Les auditions débutent à la Chambre pour cette proposition du PS.

Les papas, comme les co-parents, ont légalement le droit à dix jours de congés payés après la naissance de leur enfant. C’est très insuffisant selon le PS, qui a déposé une proposition de loi à la Chambre visant à les étendre à vingt jours et à les rendre obligatoires.

Les auditions d’experts, d’ASBL, d’associations de patrons et de syndicats (l’Institut pour l’égalité des femmes et des hommes, FGTB, Voka, etc.) débutent ce mercredi à la Chambre. "Dix jours, c’est bien trop court par opposition aux congés de maternité de 15 semaines auxquels ont droit les mamans. Bien sûr, cela inclut le repos médical, mais cette modification de la loi permettrait de faire évoluer les mentalités", assure Sophie Thémont, députée PS qui présente cette proposition. " C’est un fait que les femmes, généralement, s’impliquent davantage dans les tâches ménagères. Or, en imposant un congé de paternité et en le rendant plus long, on permettra au papa de s’impliquer davantage et dès le début. C’est l’une des clés pour tendre vers une véritable égalité entre les parents. Avec 10 jours, on est encore loin de la moyenne européenne !"

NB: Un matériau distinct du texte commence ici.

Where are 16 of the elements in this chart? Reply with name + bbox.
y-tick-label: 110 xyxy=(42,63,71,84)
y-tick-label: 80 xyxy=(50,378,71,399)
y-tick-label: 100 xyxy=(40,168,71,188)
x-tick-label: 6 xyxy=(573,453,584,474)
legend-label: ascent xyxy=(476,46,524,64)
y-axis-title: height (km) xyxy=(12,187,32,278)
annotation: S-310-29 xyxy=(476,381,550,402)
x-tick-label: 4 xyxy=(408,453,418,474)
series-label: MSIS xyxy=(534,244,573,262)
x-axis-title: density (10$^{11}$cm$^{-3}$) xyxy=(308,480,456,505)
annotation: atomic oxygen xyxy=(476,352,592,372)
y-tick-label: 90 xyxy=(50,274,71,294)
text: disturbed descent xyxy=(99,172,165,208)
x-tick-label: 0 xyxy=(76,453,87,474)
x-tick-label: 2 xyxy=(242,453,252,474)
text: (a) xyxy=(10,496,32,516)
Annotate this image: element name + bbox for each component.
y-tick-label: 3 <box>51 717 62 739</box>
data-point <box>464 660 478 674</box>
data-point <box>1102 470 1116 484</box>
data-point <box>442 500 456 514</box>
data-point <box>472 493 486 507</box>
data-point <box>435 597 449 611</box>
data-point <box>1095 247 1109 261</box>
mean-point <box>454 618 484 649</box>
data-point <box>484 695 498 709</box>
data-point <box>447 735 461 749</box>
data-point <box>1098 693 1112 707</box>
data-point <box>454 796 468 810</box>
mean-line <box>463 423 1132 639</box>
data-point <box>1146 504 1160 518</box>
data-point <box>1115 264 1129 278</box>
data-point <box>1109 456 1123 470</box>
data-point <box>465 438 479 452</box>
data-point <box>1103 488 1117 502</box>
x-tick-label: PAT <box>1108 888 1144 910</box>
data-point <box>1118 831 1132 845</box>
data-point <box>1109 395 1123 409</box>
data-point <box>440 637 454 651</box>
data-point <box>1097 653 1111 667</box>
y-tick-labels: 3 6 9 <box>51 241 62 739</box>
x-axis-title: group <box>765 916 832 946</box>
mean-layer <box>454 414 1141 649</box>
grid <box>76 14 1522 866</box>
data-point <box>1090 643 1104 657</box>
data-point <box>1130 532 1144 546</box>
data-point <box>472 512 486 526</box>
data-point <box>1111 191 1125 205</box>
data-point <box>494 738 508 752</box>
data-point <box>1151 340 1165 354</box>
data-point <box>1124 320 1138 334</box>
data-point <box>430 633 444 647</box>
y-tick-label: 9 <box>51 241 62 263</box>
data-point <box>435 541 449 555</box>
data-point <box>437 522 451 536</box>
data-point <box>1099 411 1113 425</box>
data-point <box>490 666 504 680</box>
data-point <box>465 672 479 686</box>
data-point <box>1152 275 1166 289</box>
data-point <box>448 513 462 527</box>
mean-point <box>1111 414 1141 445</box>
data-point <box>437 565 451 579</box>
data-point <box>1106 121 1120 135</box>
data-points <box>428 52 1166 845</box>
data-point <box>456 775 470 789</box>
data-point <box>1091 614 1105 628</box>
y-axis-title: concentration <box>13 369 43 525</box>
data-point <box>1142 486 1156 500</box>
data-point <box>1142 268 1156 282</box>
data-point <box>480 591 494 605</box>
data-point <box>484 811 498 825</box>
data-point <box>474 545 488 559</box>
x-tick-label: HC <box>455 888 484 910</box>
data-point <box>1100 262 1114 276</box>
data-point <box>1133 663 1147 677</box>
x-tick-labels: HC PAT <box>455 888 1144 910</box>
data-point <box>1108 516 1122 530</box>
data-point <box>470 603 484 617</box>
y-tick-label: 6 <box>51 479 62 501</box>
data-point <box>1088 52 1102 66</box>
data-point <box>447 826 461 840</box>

En Suède, en Finlande et en Islande, ce délai atteint entre 54 et 112 jours. Dans le baromètre 2018 de la Ligue des familles, 60 % des papas et co-parents se disent favorables à un congé de paternité de même durée que le congé de maternité. Et 10,8 % des hommes assurent avoir rencontré des difficultés avec leur employeur lors de la prise ou de la demande de congé de paternité. " Cela entraîne certains à hésiter à demander leur congé. En le rendant obligatoire, on supprime ce problème", conclut Sophie Thémont.